In 2020, Jomo Tariku, a furniture designer who was born in Kenya and raised in Ethiopia and who had a second career as a data scientist with the World Bank, was preparing to give a lecture at Princeton University. Combing through the websites of 161 international furniture companies, he found that of the 4,399 designers that these companies employed, by his reckoning, only 14, or 0.03 percent, were Black.
It was a statistic heard round the world. Black Lives Matter activism had been catalyzing efforts to diversify design. After decades of designing handmade furniture in Springfield, Va., near Washington, and struggling for notice from manufacturers that could put the designs into production, Mr. Tariku suddenly became a star.
His Meedo chair, modeled on a hair pick, was acquired by the Metropolitan Museum of Art. His three-legged Nyala chair, inspired by an antelope, is among the five pieces he contributed to the film sets of “Black Panther: Wakanda Forever.” Recently, he arranged his first licensing deal.
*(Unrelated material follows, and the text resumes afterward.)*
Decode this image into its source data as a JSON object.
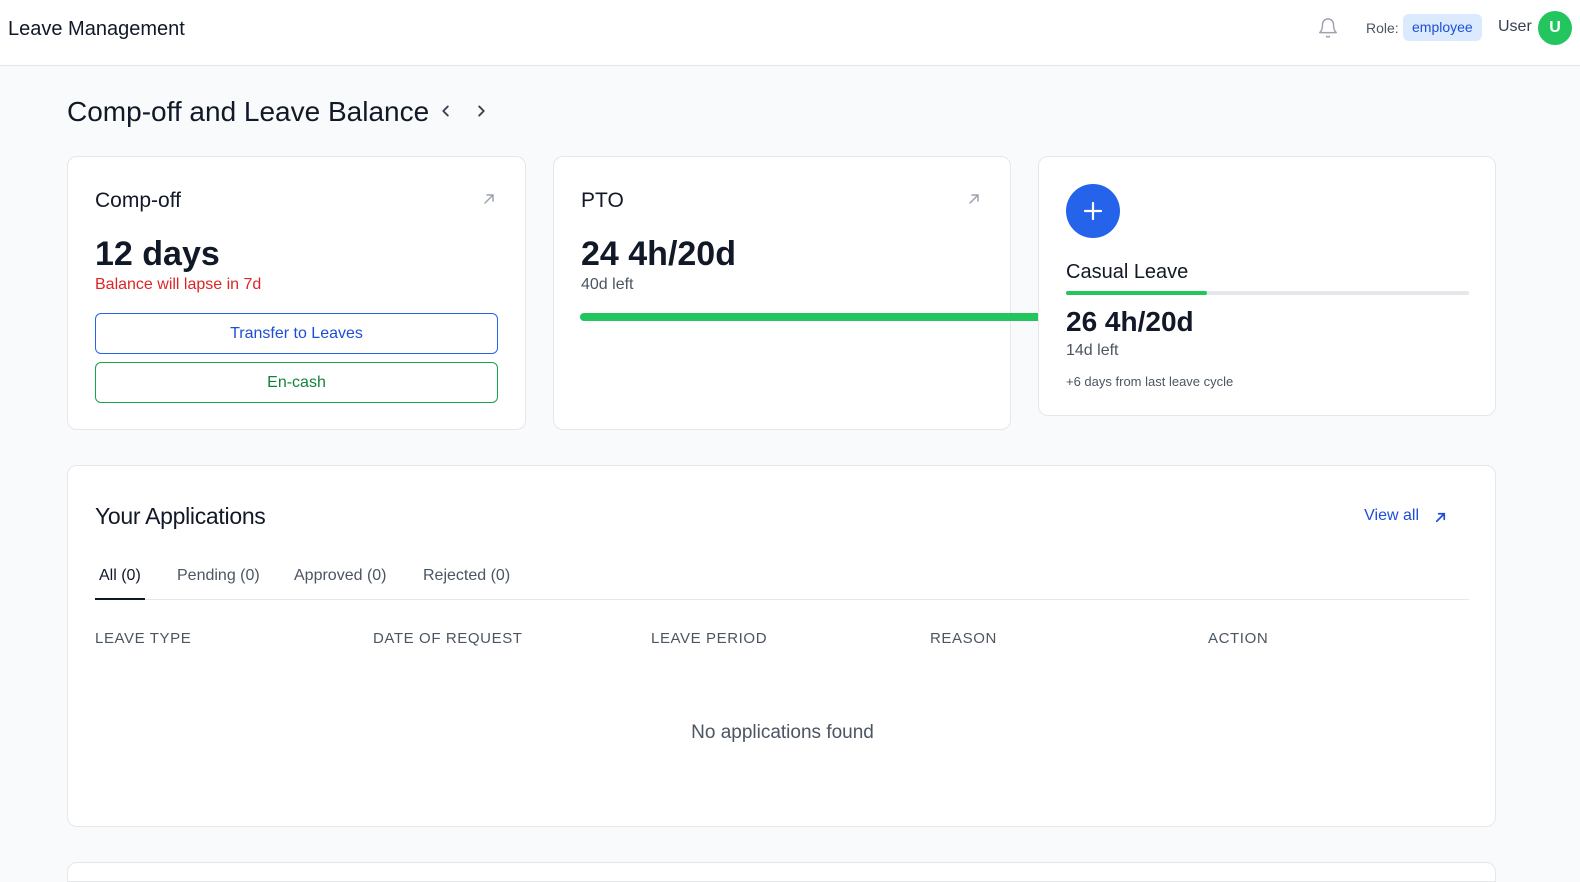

“It took me 30 years to get here,” said Mr. Tariku, 54, “and I don’t want it to die with me.” He said he is intent on boosting the careers of other Black designers, like those in the Black Artists + Designers Guild, a nonprofit platform and mentorship organization that he helped to get off the ground in 2018.
“We keep saying design is a global language. Well, it did not include us,” he said. “What’s the global part?”